The story came to light after UCI announced last week that it would drop a lawsuit against the widow and sons of philosopher Jacques Derrida, the acclaimed founder of deconstruction, an influential but bewildering theory that questions the concept of absolute truth.

In 1990, Derrida signed an agreement to donate his scholarly papers to UCI, where he taught part time. But after his death in 2004, Derrida's heirs began questioning the pact. The university tried to negotiate, then sued three months ago, a maneuver that outraged professors in California and beyond.

Buried in the news that UCI would resume negotiations with Derrida's family was a mysterious footnote: The feud over his archives was sparked by a letter Derrida sent to UCI shortly before his death.

In it, the pipe-puffing Frenchman threatened to pull the plug on the archives because he was furious about "some things the university was doing," said Peggy Kamuf, a USC professor and Derrida friend.

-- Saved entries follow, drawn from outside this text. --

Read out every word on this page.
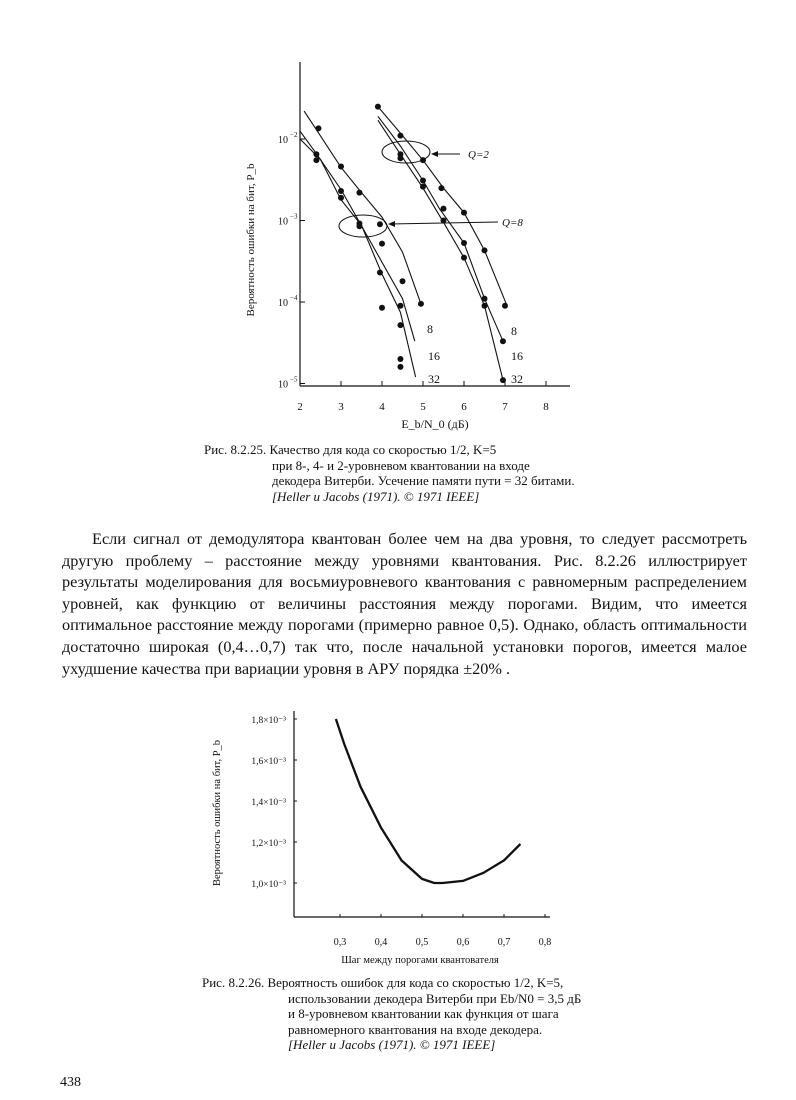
2	3	4	5	6	7	8
10 −5
10 −4
10 −3
10 −2
Вероятность ошибки на бит, P_b
E_b/N_0 (дБ)
Q=2
Q=8
8
16
32
8
16
32
Рис. 8.2.25. Качество для кода со скоростью 1/2, K=5
при 8-, 4- и 2-уровневом квантовании на входе
декодера Витерби. Усечение памяти пути = 32 битами.
[Heller и Jacobs (1971). © 1971 IEEE]
Если сигнал от демодулятора квантован более чем на два уровня, то следует рассмотреть другую проблему – расстояние между уровнями квантования. Рис. 8.2.26 иллюстрирует результаты моделирования для восьмиуровневого квантования с равномерным распределением уровней, как функцию от величины расстояния между порогами. Видим, что имеется оптимальное расстояние между порогами (примерно равное 0,5). Однако, область оптимальности достаточно широкая (0,4…0,7) так что, после начальной установки порогов, имеется малое ухудшение качества при вариации уровня в АРУ порядка ±20% .
0,3	0,4	0,5	0,6	0,7	0,8
1,0×10⁻³
1,2×10⁻³
1,4×10⁻³
1,6×10⁻³
1,8×10⁻³
Вероятность ошибки на бит, P_b
Шаг между порогами квантователя
Рис. 8.2.26. Вероятность ошибок для кода со скоростью 1/2, K=5,
использовании декодера Витерби при Eb/N0 = 3,5 дБ
и 8-уровневом квантовании как функция от шага
равномерного квантования на входе декодера.
[Heller и Jacobs (1971). © 1971 IEEE]
438
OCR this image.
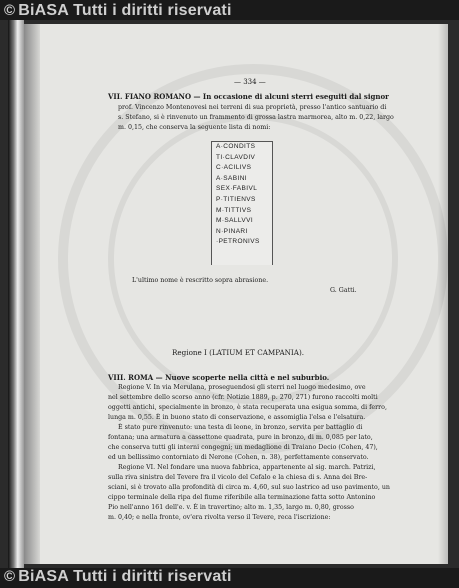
© BiASA Tutti i diritti riservati
— 334 —
VII. FIANO ROMANO — In occasione di alcuni sterri eseguiti dal signor
prof. Vincenzo Montenovesi nei terreni di sua proprietà, presso l'antico santuario di
s. Stefano, si è rinvenuto un frammento di grossa lastra marmorea, alto m. 0,22, largo
m. 0,15, che conserva la seguente lista di nomi:
A·CONDITS
TI·CLAVDIV
C·ACILIVS
A·SABINI
SEX·FABIVL
P·TITIENVS
M·TITTIVS
M·SALLVVI
N·PINARI
·PETRONIVS
L'ultimo nome è rescritto sopra abrasione.
G. Gatti.
Regione I (LATIUM ET CAMPANIA).
VIII. ROMA — Nuove scoperte nella città e nel suburbio.
Regione V. In via Merulana, proseguendosi gli sterri nel luogo medesimo, ove
nel settembre dello scorso anno (cfr. Notizie 1889, p. 270, 271) furono raccolti molti
oggetti antichi, specialmente in bronzo, è stata recuperata una esigua somma, di ferro,
lunga m. 0,55. È in buono stato di conservazione, e assomiglia l'elsa e l'elsatura.
È stato pure rinvenuto: una testa di leone, in bronzo, servita per battaglio di
fontana; una armatura a cassettone quadrata, pure in bronzo, di m. 0,085 per lato,
che conserva tutti gli interni congegni; un medaglione di Traiano Decio (Cohen, 47),
ed un bellissimo contorniato di Nerone (Cohen, n. 38), perfettamente conservato.
Regione VI. Nel fondare una nuova fabbrica, appartenente al sig. march. Patrizi,
sulla riva sinistra del Tevere fra il vicolo del Cefalo e la chiesa di s. Anna dei Bre-
sciani, si è trovato alla profondità di circa m. 4,60, sul suo lastrico ad uso pavimento, un
cippo terminale della ripa del fiume riferibile alla terminazione fatta sotto Antonino
Pio nell'anno 161 dell'e. v. È in travertino; alto m. 1,35, largo m. 0,80, grosso
m. 0,40; e nella fronte, ov'era rivolta verso il Tevere, reca l'iscrizione:
© BiASA Tutti i diritti riservati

Kamuf wouldn't elaborate, but details have slowly emerged. According to multiple sources, Derrida wanted UCI to halt its investigation of a Russian studies professor, Dragan Kujundzic, who was accused of sexually harassing a 25-year-old female doctoral student. So he tried to use his archives as leverage to derail the case, they said.

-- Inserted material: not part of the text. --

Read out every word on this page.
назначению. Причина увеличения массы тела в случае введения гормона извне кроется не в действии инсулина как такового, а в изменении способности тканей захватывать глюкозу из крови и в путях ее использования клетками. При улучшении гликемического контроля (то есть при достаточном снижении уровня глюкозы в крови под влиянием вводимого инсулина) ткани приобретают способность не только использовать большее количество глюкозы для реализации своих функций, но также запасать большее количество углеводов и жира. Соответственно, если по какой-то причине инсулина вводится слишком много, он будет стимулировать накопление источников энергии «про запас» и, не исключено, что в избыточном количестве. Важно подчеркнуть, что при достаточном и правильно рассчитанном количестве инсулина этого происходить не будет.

UCI officials declined to comment on Derrida's letter or Kujundzic last week. But court records from a lawsuit filed by the doctoral student might fill in some of the gaps.

The 2004 sexual harassment lawsuit contends that Kujundzic, who taught a popular class on vampires and signed his e-mails with a colon to symbolize Dracula bite marks, used his position as the student's advisor to manipulate her into a series of sexual encounters.

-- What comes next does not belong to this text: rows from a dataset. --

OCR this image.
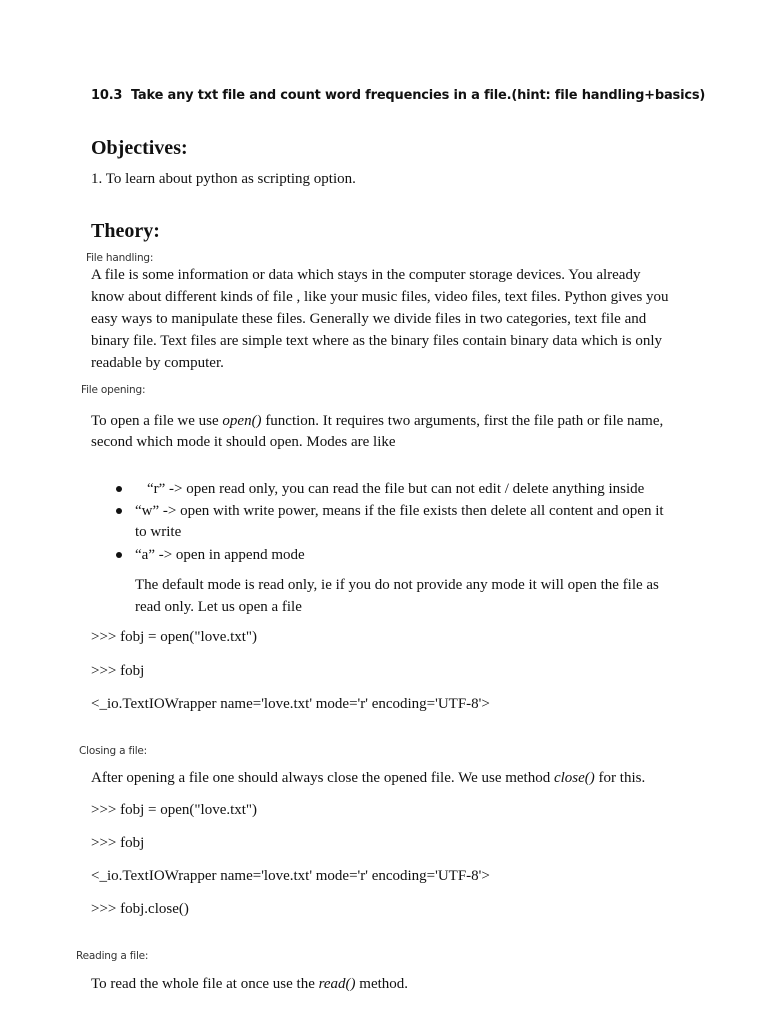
10.3 Take any txt file and count word frequencies in a file.(hint: file handling+basics)
Objectives:
1. To learn about python as scripting option.
Theory:
File handling:
A file is some information or data which stays in the computer storage devices. You already
know about different kinds of file , like your music files, video files, text files. Python gives you
easy ways to manipulate these files. Generally we divide files in two categories, text file and
binary file. Text files are simple text where as the binary files contain binary data which is only
readable by computer.
File opening:
To open a file we use open() function. It requires two arguments, first the file path or file name,
second which mode it should open. Modes are like
“r” -> open read only, you can read the file but can not edit / delete anything inside
“w” -> open with write power, means if the file exists then delete all content and open it
to write
“a” -> open in append mode
The default mode is read only, ie if you do not provide any mode it will open the file as
read only. Let us open a file
>>> fobj = open("love.txt")
>>> fobj
<_io.TextIOWrapper name='love.txt' mode='r' encoding='UTF-8'>
Closing a file:
After opening a file one should always close the opened file. We use method close() for this.
>>> fobj = open("love.txt")
>>> fobj
<_io.TextIOWrapper name='love.txt' mode='r' encoding='UTF-8'>
>>> fobj.close()
Reading a file:
To read the whole file at once use the read() method.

Thirty minutes after they met at a reception for new students in September 2003, Kujundzic invited the woman to his apartment to view photos of Moscow, court records said.

There, he plied the student with Transylvanian wine and opera music, then kissed and groped her, according to the lawsuit. The woman said she fended off the married professor's entreaties to have intercourse but performed oral sex on him that night and again the following evening.

They rendezvoused twice more before she filed a formal complaint with school officials. She admitted initiating one of the trysts.

Kujundzic, 47, who left Irvine in 2005 for a job at the University of Florida, told campus investigators the fling was "voluntary and consensual."

The student said she felt coerced to engage in sex or risk having her academic career ruined.

UCI's probe of the affair sided with neither party. Investigator Gwen Thompson concluded the relationship was consensual but said Kujundzic violated a university policy that barred professors from dating students they supervised.

Kujundzic argued that he wasn't the student's advisor, an assertion UCI rejected. In mid-2004, university officials began weighing penalties for the Serbian-born professor.

Derrida, who at the time was dying from pancreatic cancer, tried to intervene.

"Toward the end of his life, he enjoyed the same status as Aristotle among the ancients, and every perception of injustice was routed to his desk," said Avital Ronell, a Derrida protege who teaches at New York University. "Even as he was crawling with fatigue, he put himself in the service of those seeking his help and needing the strength of his prestigious signature."

UCI was apparently unmoved. On Aug. 31, school officials demoted Kujundzic, reduced his salary, banned him from campus without pay for two quarters and ordered him into sexual-harassment counseling, according to court records.

Kujundzic and the University of California were later sued in Orange County Superior Court by the student, a case that was settled out of court this month for an undisclosed amount.